I just have coffee, a banana and a few goji berries. The one advantage I would definitely get from pre-made supplements (if I bought them) is that once I take it I know I'll workout. I'm too cheap to take this stuff and then sit around.
I take creatine, BCAA's, beta alanine, multivitamins, citruline malite, and fish oils daily! They help from what i've noticed, and have been a good way to kick my need for caffeine to stimulate and motive my workout!
Thanks Coach Elizabeth, I don't use pre workout supplements, but I have just started drinking Matcha green tea, I will see how that will help me out for that caffeine kick without coffee. Thanks again.
Hello Coach Elizabeth thanks for the info 👍 Just discovered the little packed goodness of olives and the benefits. Have a great weekend see you at Park Run tomorrow?
Interesting that this touched not at all on Macro pre-workout strategies. For folks living a Keto lifestyle, but utilizing Targeted Keto as a high-intensity strategy, it'd be beneficial to know Coach Elizabeth's thoughts on evaluating carb expenditure levels per workout and how to strategically ingest carbs pre-workout.
I want to try that too fit. But maybe just buying the beta Alanine pills is better? Since you can get in a store and not order online + thats basically the main ingredient anyway that you want. Good idea?? They only give you a few servings if you buy that stuff online and costs more, so beta alanine might be the best it cost 30 on GNC for 120 capsules, 1 serving is 3 capsules, so 40 servings per container, compared to the too fit that gives you the pre work-out formula of "20 servings" not sure if thats 60 pills? For 55 dollars. Well.. what ya think?
I have recently read that many triathletes and long distance runners do not take in carbs during sessions of less than 3 hours during training, in order to increase their ability to use fat as fuel during races. Have you heard this, and if so, what is your opinion of that? Thanks for the great videos.
It does not work like that, gluconeogenesys hits after a really long period of fatigue, it’s not enough with just waiting 3 hours, you can see a video of coach renato canova where he explains it, you’re not gonna be using fat unless you’re hitting an super long session, let’s say 20+kms
My opinion is high stim pre work outs are not good for running unless it's a sprint day or reapeats. For distance or zone 2 work outs I found it pretty hard to control your heart rate. I have a good tolerance for caffiene & it's still never a good idea unless I'm doing sprints. I've worked in the supplement industry & Pre's are generally for lifting days or something that requires short bursts of energy. Anyone running & using high stim prework outs I bet if you ran with out it you'd notice your heart rate is more controlled & the runs less taxing!!! Just my exprience!
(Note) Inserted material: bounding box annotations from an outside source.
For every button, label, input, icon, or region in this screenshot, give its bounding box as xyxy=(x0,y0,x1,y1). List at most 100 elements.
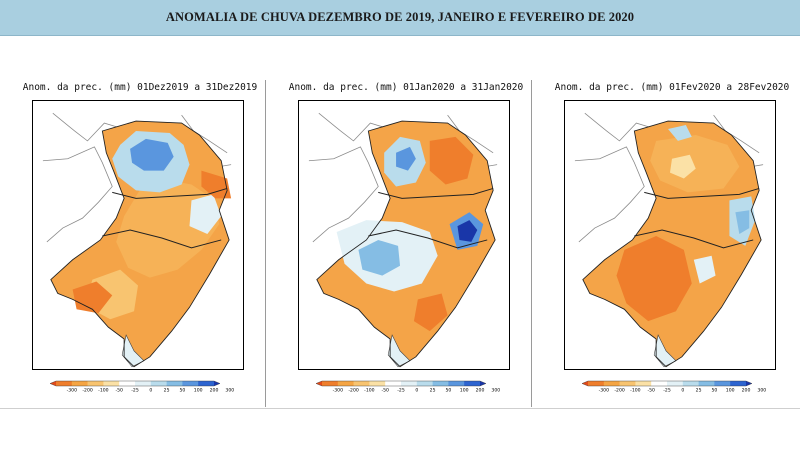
colorbar-fev2020: -300 -200 -100 -50 -25 0 25 50 100 200 300 xyxy=(581,379,766,397)
colorbar-tick-label: 50 xyxy=(711,388,717,394)
colorbar-tick-label: 0 xyxy=(149,388,152,394)
colorbar-tick-label: -50 xyxy=(381,388,389,394)
colorbar-tick-label: 200 xyxy=(476,388,485,394)
colorbar-tick-label: 200 xyxy=(210,388,219,394)
colorbar-tick-label: 300 xyxy=(225,388,234,394)
anomaly-map-jan2020 xyxy=(298,100,510,370)
colorbar-tick-label: -50 xyxy=(115,388,123,394)
colorbar-tick-label: 100 xyxy=(194,388,203,394)
map-outline xyxy=(50,120,230,368)
colorbar-dez2019: -300 -200 -100 -50 -25 0 25 50 100 200 300 xyxy=(49,379,234,397)
colorbar-swatch xyxy=(682,381,699,386)
colorbar-tick-label: 300 xyxy=(491,388,500,394)
region-dry-core xyxy=(616,235,692,322)
colorbar-swatch xyxy=(714,381,731,386)
neighbor-border-lines xyxy=(42,112,232,243)
colorbar-swatch xyxy=(651,381,668,386)
colorbar-swatch xyxy=(385,381,402,386)
anomaly-wet-northeast xyxy=(668,125,692,141)
colorbar-swatch xyxy=(71,381,88,386)
colorbar-tick-label: -100 xyxy=(364,388,375,394)
colorbar-svg-jan2020: -300 -200 -100 -50 -25 0 25 50 100 200 300 xyxy=(315,380,500,394)
colorbar-tick-label: -200 xyxy=(614,388,625,394)
colorbar-swatch xyxy=(730,381,747,386)
colorbar-tick-label: 50 xyxy=(445,388,451,394)
panel-title-dez2019: Anom. da prec. (mm) 01Dez2019 a 31Dez201… xyxy=(22,82,258,93)
anomaly-map-dez2019 xyxy=(32,100,244,370)
colorbar-tick-label: 25 xyxy=(430,388,436,394)
colorbar-outline xyxy=(49,380,221,387)
anomaly-very-wet-north xyxy=(396,146,416,171)
colorbar-tick-label: -25 xyxy=(663,388,671,394)
colorbar-swatch xyxy=(135,381,152,386)
colorbar-swatch xyxy=(588,381,605,386)
colorbar-tick-label: 100 xyxy=(460,388,469,394)
colorbar-swatch xyxy=(369,381,386,386)
panel-title-jan2020: Anom. da prec. (mm) 01Jan2020 a 31Jan202… xyxy=(288,82,524,93)
anomaly-very-wet-south xyxy=(358,239,401,276)
colorbar-swatch xyxy=(480,381,486,386)
colorbar-swatch xyxy=(150,381,167,386)
colorbar-swatch xyxy=(746,381,752,386)
colorbar-swatch xyxy=(50,381,56,386)
anomaly-dry-east xyxy=(201,170,232,199)
panel-title-fev2020: Anom. da prec. (mm) 01Fev2020 a 28Fev202… xyxy=(554,82,790,93)
colorbar-swatch xyxy=(103,381,120,386)
colorbar-swatch xyxy=(119,381,136,386)
neighbor-border-lines xyxy=(308,112,498,243)
map-outline xyxy=(316,120,496,368)
colorbar-swatch xyxy=(582,381,588,386)
anomaly-dry-southwest xyxy=(72,281,113,314)
colorbar-tick-label: -200 xyxy=(82,388,93,394)
colorbar-swatch xyxy=(698,381,715,386)
colorbar-swatch xyxy=(619,381,636,386)
colorbar-tick-label: 200 xyxy=(742,388,751,394)
colorbar-tick-label: 0 xyxy=(415,388,418,394)
colorbar-tick-label: 0 xyxy=(681,388,684,394)
panel-divider xyxy=(265,80,266,407)
colorbar-tick-label: 25 xyxy=(164,388,170,394)
colorbar-swatch xyxy=(56,381,73,386)
colorbar-swatch xyxy=(635,381,652,386)
colorbar-tick-label: 100 xyxy=(726,388,735,394)
map-outline xyxy=(582,120,762,368)
anomaly-very-wet-north xyxy=(130,138,174,171)
panel-divider xyxy=(531,80,532,407)
anomaly-dry-north xyxy=(429,136,474,185)
anomaly-map-fev2020 xyxy=(564,100,776,370)
anomaly-wet-east-core xyxy=(735,210,750,235)
map-svg-jan2020 xyxy=(308,112,498,368)
colorbar-outline xyxy=(581,380,753,387)
colorbar-swatch xyxy=(322,381,339,386)
state-border xyxy=(102,187,228,249)
colorbar-tick-label: 300 xyxy=(757,388,766,394)
colorbar-swatch xyxy=(337,381,354,386)
colorbar-swatch xyxy=(401,381,418,386)
colorbar-tick-label: -100 xyxy=(630,388,641,394)
anomaly-strongest-wet-east xyxy=(457,220,478,242)
colorbar-jan2020: -300 -200 -100 -50 -25 0 25 50 100 200 300 xyxy=(315,379,500,397)
region-dry-north xyxy=(650,134,740,193)
colorbar-tick-label: -200 xyxy=(348,388,359,394)
neighbor-border-lines xyxy=(574,112,764,243)
colorbar-outline xyxy=(315,380,487,387)
colorbar-tick-label: 50 xyxy=(179,388,185,394)
colorbar-swatch xyxy=(198,381,215,386)
colorbar-tick-label: -300 xyxy=(67,388,78,394)
colorbar-tick-label: -50 xyxy=(647,388,655,394)
colorbar-tick-label: -100 xyxy=(98,388,109,394)
colorbar-tick-label: -25 xyxy=(397,388,405,394)
colorbar-swatch xyxy=(448,381,465,386)
colorbar-swatch xyxy=(316,381,322,386)
anomaly-dry-southeast xyxy=(413,293,448,332)
colorbar-svg-fev2020: -300 -200 -100 -50 -25 0 25 50 100 200 300 xyxy=(581,380,766,394)
map-panel-dez2019: Anom. da prec. (mm) 01Dez2019 a 31Dez201… xyxy=(20,80,260,405)
colorbar-swatch xyxy=(603,381,620,386)
anomaly-light-center xyxy=(693,255,716,284)
colorbar-swatch xyxy=(182,381,199,386)
map-svg-fev2020 xyxy=(574,112,764,368)
colorbar-swatch xyxy=(667,381,684,386)
colorbar-tick-label: -300 xyxy=(333,388,344,394)
colorbar-swatch xyxy=(87,381,104,386)
state-border xyxy=(368,187,494,249)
Thank you for your video.... Trying to figure out what works for me is so tough, I am a Gastric Bypass (RNY) Runner. My stomach is the size of an Egg, so trying to fuel is so challenging...
if your mileage is built up enough to handle it its good. ANd depends how many days per week, miles, speed etc. You dont need 2 runs per day unless your going over 50 miles per week.
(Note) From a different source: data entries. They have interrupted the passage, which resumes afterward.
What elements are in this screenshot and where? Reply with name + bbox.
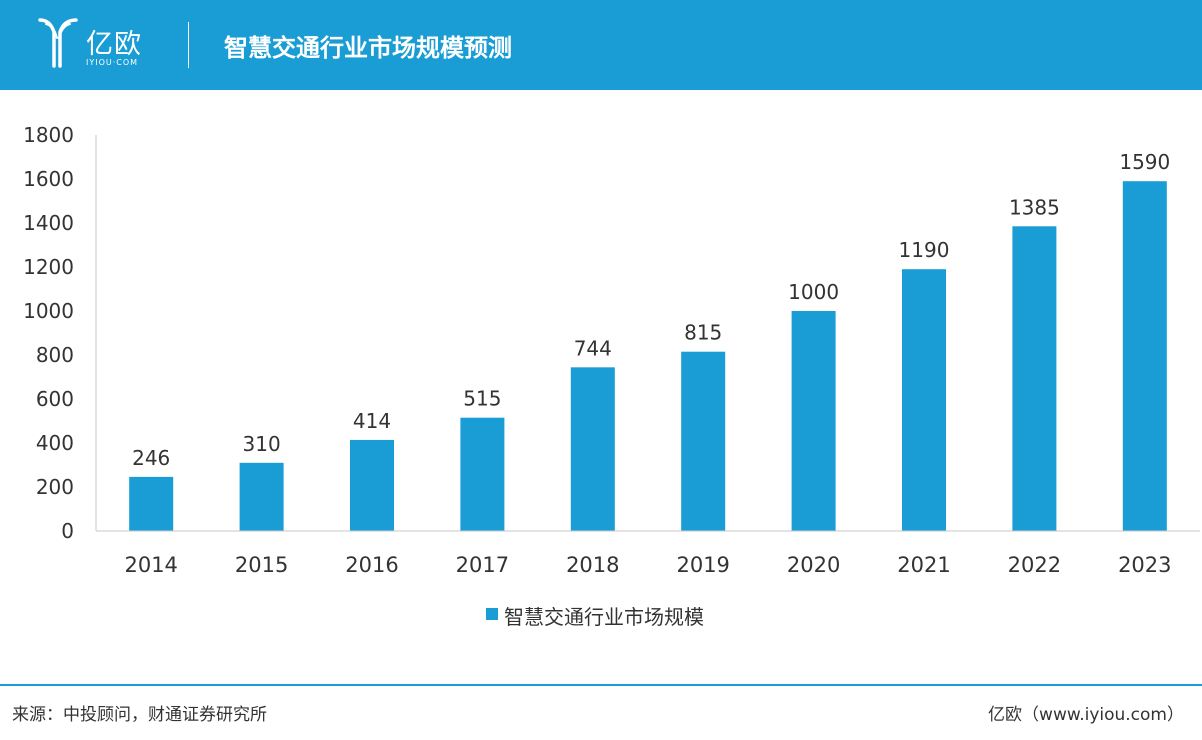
data-label-2020: 1000 [788, 280, 839, 304]
header-banner: 亿欧 IYIOU·COM 智慧交通行业市场规模预测 [0, 0, 1202, 90]
x-axis-ticks: 2014 2015 2016 2017 2018 2019 2020 2021 2022 2023 [124, 553, 1171, 577]
y-tick-label: 600 [36, 387, 74, 411]
data-label-2015: 310 [243, 432, 281, 456]
x-tick-label-2022: 2022 [1008, 553, 1061, 577]
page-title: 智慧交通行业市场规模预测 [224, 34, 512, 62]
logo-text: 亿欧 [86, 29, 142, 60]
bar-2018 [570, 367, 615, 531]
x-tick-label-2023: 2023 [1118, 553, 1171, 577]
data-label-2019: 815 [684, 321, 722, 345]
header-divider [188, 22, 189, 68]
x-tick-label-2020: 2020 [787, 553, 840, 577]
y-tick-label: 0 [61, 519, 74, 543]
logo-icon [38, 18, 78, 68]
x-tick-label-2017: 2017 [456, 553, 509, 577]
data-label-2016: 414 [353, 409, 391, 433]
bar-chart: 0 200 400 600 800 1000 1200 1400 1600 1800 246 310… [23, 123, 1200, 577]
data-label-2023: 1590 [1119, 150, 1170, 174]
y-tick-label: 1400 [23, 211, 74, 235]
bar-2021 [902, 269, 946, 531]
legend-label: 智慧交通行业市场规模 [504, 605, 704, 629]
data-label-2022: 1385 [1009, 195, 1060, 219]
x-tick-label-2019: 2019 [676, 553, 729, 577]
x-tick-label-2021: 2021 [897, 553, 950, 577]
data-labels-group: 246 310 414 515 744 815 1000 1190 1385 1590 [132, 150, 1170, 470]
y-tick-label: 1000 [23, 299, 74, 323]
footer-divider [0, 684, 1202, 686]
bar-2014 [129, 476, 174, 531]
y-tick-label: 1800 [23, 123, 74, 147]
y-tick-label: 1600 [23, 167, 74, 191]
bars-group [129, 181, 1167, 532]
site-credit: 亿欧（www.iyiou.com） [988, 705, 1184, 725]
bar-2020 [791, 311, 836, 531]
bar-2017 [460, 417, 505, 531]
x-tick-label-2014: 2014 [124, 553, 177, 577]
y-tick-label: 400 [36, 431, 74, 455]
x-tick-label-2016: 2016 [345, 553, 398, 577]
bar-2022 [1012, 226, 1057, 532]
data-label-2017: 515 [463, 387, 501, 411]
bar-2016 [350, 439, 394, 531]
bar-2015 [239, 462, 284, 531]
x-tick-label-2015: 2015 [235, 553, 288, 577]
data-label-2021: 1190 [899, 238, 950, 262]
logo[interactable]: 亿欧 IYIOU·COM [36, 16, 166, 74]
y-tick-label: 800 [36, 343, 74, 367]
y-axis-ticks: 0 200 400 600 800 1000 1200 1400 1600 1800 [23, 123, 74, 543]
y-tick-label: 1200 [23, 255, 74, 279]
x-tick-label-2018: 2018 [566, 553, 619, 577]
y-tick-label: 200 [36, 475, 74, 499]
source-note: 来源：中投顾问，财通证券研究所 [12, 705, 267, 725]
bar-2023 [1122, 181, 1167, 531]
data-label-2014: 246 [132, 446, 170, 470]
logo-subtext: IYIOU·COM [86, 58, 139, 67]
bar-2019 [681, 351, 726, 531]
legend-swatch [486, 608, 498, 620]
data-label-2018: 744 [574, 336, 612, 360]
If I’m going on a good long run in the morning I’m drinking electrolytes the night before and a little bit like an hr before the run to help prevent leg cramping. I usually drink a bunch of water after the run.
Thanks for all the info! Might also be worth mentioning that BCAAs are only useful in conjunction with all of the other essential amino acids, and that if you’re consuming any kind of complete protein it includes BCAAs making the supplement pretty redundant.
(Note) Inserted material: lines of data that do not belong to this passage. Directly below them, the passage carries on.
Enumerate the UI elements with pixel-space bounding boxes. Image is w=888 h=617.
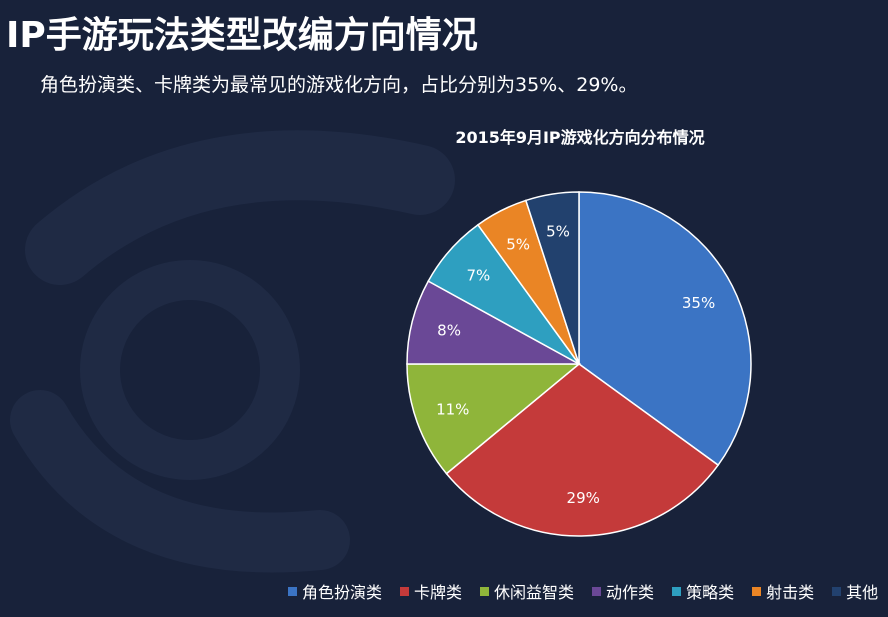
pie-slice-card [445,363,720,537]
legend-swatch [592,586,602,596]
pie-slice-casual-puzzle [406,363,582,475]
data-label-card: 29% [567,489,600,507]
legend-label: 动作类 [606,583,655,602]
legend-item-other: 其他 [832,579,878,603]
legend-item-strategy: 策略类 [672,579,734,603]
pie-slice-other [524,191,580,365]
legend-item-shooter: 射击类 [752,579,814,603]
legend-label: 其他 [846,583,879,602]
legend-swatch [480,586,490,596]
data-label-strategy: 7% [466,266,490,284]
legend-label: 射击类 [766,583,815,602]
page-subtitle: 角色扮演类、卡牌类为最常见的游戏化方向，占比分别为35%、29%。 [40,74,638,96]
chart-legend: 角色扮演类 卡牌类 休闲益智类 动作类 策略类 射击类 其他 [288,580,878,602]
data-label-shooter: 5% [506,235,530,253]
legend-label: 角色扮演类 [302,583,383,602]
legend-swatch [832,586,842,596]
legend-label: 卡牌类 [414,583,463,602]
legend-swatch [288,586,297,596]
legend-swatch [672,586,682,596]
data-label-action: 8% [437,322,461,340]
chart-title: 2015年9月IP游戏化方向分布情况 [455,128,705,147]
data-label-casual-puzzle: 11% [436,400,469,418]
page-title: IP手游玩法类型改编方向情况 [6,15,478,56]
legend-item-action: 动作类 [592,579,654,603]
data-label-rpg: 35% [682,294,715,312]
legend-label: 休闲益智类 [494,583,575,602]
pie-slice-rpg [578,191,752,467]
legend-swatch [400,586,410,596]
legend-item-rpg: 角色扮演类 [288,579,382,603]
legend-label: 策略类 [686,583,735,602]
legend-swatch [752,586,762,596]
legend-item-casual-puzzle: 休闲益智类 [480,579,574,603]
data-label-other: 5% [546,222,570,240]
legend-item-card: 卡牌类 [400,579,462,603]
At your age, if you just keep training hard, you will get faster. One of the keys is to remember that you don't get faster by training harder, you get faster by recovering AFTER you train hard. Training hard breaks your body down, recovering allows your muscles and aerobic systems to come back stronger. Alternate easy days with hard days, and take one day of complete rest per week. If you are interested in the science behind the theory, read the book "80/20 Running" by Matt Fitzgerald.Good job on the 6:43, I wish I was still that fast.
@@calebyoder5674 Yer, I was thinking the same thing. Logically, it should be faster ... but I'd be keen to know just how much faster. A 15yo teenager with running talent, should definitely be able to go under a 6 min/mile, perhaps even closer to a 5 min/mile.
Robert Semenoff - I think that’s the threshold for benefit (based on tolerance). Probably wise to play with the number to see which gives you the benefit without the negative impact.